IPSyn

Index of Productive Syntax (IPSyn)

IPSyn gives two points per structure type for 56 syntactic structures in a child's transcript, capturing the diversity of syntactic forms they actually produce.

What IPSyn measures

The Index of Productive Syntax, developed by Scarborough in 1990, scores a child's 100-utterance transcript against a checklist of 56 syntactic structures organised into four subscales — noun phrase, verb phrase, question / negation, and sentence structure. A child receives zero, one, or two points per structure based on how many times it appears in the sample. The maximum score is 112 and the metric provides a measure of productive syntactic repertoire rather than syntactic length.

Formula

IPSyn = Σ (0, 1, or 2 points per structure across 56 checklist items), maximum 112

Normative ranges and benchmarks

  • Age 3;0 — IPSyn ≈ 50 – 70
  • Age 4;0 — IPSyn ≈ 70 – 85
  • Age 5;0 — IPSyn ≈ 80 – 95
  • Age 6;0 — IPSyn ≈ 90 – 105
  • IPSyn approaches its ceiling of 112 by age 7 in typically developing children

Normative bands are central estimates drawn from the cited literature. Individual variation is wide — always cross-reference against the source paper and your assessment's own manual before quoting a cut-score in a report.

Clinical use

IPSyn answers a question MLU cannot: "how many different kinds of sentences does this child actually build?" Two children can have identical MLU and radically different IPSyn scores — one producing the same coordinated structure over and over, the other rotating through six different subordinate-clause types. The diagnostic use is to detect children who sound typical on length measures but whose syntactic repertoire is actually narrow. In practice, IPSyn is the metric of choice when a child is in the post-Brown-stage period but still triggers clinical concern. The downside is scoring time — a trained scorer needs 30 – 45 minutes per 100-utterance sample. Automated IPSyn scoring is the main use case for LSA software in older children.

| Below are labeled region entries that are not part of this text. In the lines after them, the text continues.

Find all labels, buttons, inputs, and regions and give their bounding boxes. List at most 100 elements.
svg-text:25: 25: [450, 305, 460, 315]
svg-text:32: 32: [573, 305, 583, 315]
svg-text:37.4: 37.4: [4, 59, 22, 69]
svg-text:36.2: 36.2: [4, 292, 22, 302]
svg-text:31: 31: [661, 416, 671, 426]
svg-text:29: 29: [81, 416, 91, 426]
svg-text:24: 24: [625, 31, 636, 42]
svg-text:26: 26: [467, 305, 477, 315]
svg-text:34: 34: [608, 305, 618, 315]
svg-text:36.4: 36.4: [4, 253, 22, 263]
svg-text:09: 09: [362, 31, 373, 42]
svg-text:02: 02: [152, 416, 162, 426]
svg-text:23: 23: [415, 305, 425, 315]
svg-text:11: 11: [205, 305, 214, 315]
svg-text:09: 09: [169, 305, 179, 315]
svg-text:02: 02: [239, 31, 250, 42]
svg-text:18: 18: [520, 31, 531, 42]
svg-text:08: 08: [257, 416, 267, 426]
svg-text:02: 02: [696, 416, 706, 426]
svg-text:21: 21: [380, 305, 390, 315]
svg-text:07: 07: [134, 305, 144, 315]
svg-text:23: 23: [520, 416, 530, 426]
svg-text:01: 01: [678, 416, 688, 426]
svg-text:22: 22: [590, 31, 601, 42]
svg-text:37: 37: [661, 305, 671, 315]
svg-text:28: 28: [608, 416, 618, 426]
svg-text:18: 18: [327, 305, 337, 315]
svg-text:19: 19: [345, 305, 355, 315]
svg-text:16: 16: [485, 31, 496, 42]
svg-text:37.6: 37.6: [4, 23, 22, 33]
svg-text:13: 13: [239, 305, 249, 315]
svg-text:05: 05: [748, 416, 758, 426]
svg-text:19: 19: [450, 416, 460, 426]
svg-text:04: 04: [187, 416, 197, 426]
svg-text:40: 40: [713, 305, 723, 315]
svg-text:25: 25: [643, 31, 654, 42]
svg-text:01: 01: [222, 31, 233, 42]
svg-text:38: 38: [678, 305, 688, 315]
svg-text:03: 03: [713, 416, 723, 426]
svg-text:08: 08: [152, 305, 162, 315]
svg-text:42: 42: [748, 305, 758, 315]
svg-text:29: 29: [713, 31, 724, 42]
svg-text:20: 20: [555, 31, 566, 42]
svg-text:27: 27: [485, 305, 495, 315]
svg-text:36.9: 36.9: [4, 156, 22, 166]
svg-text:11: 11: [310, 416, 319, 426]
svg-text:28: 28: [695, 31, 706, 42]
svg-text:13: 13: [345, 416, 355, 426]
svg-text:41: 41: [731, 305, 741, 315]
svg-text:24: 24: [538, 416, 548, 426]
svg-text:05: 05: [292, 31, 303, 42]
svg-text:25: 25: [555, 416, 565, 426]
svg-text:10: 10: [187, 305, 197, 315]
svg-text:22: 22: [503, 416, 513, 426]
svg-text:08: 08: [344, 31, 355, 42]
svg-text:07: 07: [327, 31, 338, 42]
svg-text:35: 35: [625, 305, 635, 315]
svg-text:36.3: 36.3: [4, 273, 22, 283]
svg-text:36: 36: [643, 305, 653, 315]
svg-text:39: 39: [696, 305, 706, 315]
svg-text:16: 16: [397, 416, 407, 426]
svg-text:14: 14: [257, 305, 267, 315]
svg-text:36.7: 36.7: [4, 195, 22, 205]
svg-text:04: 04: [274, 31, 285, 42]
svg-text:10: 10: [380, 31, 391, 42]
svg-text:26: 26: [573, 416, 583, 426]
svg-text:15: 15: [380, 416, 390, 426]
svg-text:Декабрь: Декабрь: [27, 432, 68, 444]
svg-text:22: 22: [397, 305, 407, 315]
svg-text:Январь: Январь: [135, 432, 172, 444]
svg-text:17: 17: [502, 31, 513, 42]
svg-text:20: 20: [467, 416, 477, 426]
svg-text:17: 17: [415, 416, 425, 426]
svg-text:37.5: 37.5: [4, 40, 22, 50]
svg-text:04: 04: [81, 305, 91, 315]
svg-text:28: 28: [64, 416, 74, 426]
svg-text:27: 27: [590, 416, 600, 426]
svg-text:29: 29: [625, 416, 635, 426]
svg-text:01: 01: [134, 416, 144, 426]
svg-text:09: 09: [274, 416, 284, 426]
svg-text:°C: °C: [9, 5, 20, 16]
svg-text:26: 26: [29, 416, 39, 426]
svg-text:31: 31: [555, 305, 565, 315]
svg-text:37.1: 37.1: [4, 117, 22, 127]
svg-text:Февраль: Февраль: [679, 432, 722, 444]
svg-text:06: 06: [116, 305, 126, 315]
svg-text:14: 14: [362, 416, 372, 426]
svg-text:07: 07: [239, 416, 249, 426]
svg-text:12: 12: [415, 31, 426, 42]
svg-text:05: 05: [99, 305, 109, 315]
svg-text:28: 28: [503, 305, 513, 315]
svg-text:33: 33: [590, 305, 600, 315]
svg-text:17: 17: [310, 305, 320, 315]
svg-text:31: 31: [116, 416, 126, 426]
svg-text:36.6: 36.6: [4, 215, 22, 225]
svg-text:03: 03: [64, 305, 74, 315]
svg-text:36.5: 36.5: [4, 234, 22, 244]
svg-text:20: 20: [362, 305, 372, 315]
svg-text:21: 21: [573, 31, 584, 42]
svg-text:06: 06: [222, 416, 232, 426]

I have never seen a typically developing five-year-old score under 85 on IPSyn. If a child clears MLU expectations but scores 72 on IPSyn, something is off — usually narrow syntactic repertoire masquerading as typical length.
Length can hide repertoire problems

References

  1. Scarborough, H. S. (1990). Index of productive syntax. Applied Psycholinguistics, 11(1), 1–22.
  2. Altenberg, E. P., Roberts, J. A., & Scarborough, H. S. (2018). Young children's structure production: A revision of the Index of Productive Syntax. LSHSS, 49(4), 995–1008.
  3. Long, S. H., Fey, M. E., & Channell, R. W. (2004). Computerized Profiling. Case Western Reserve University.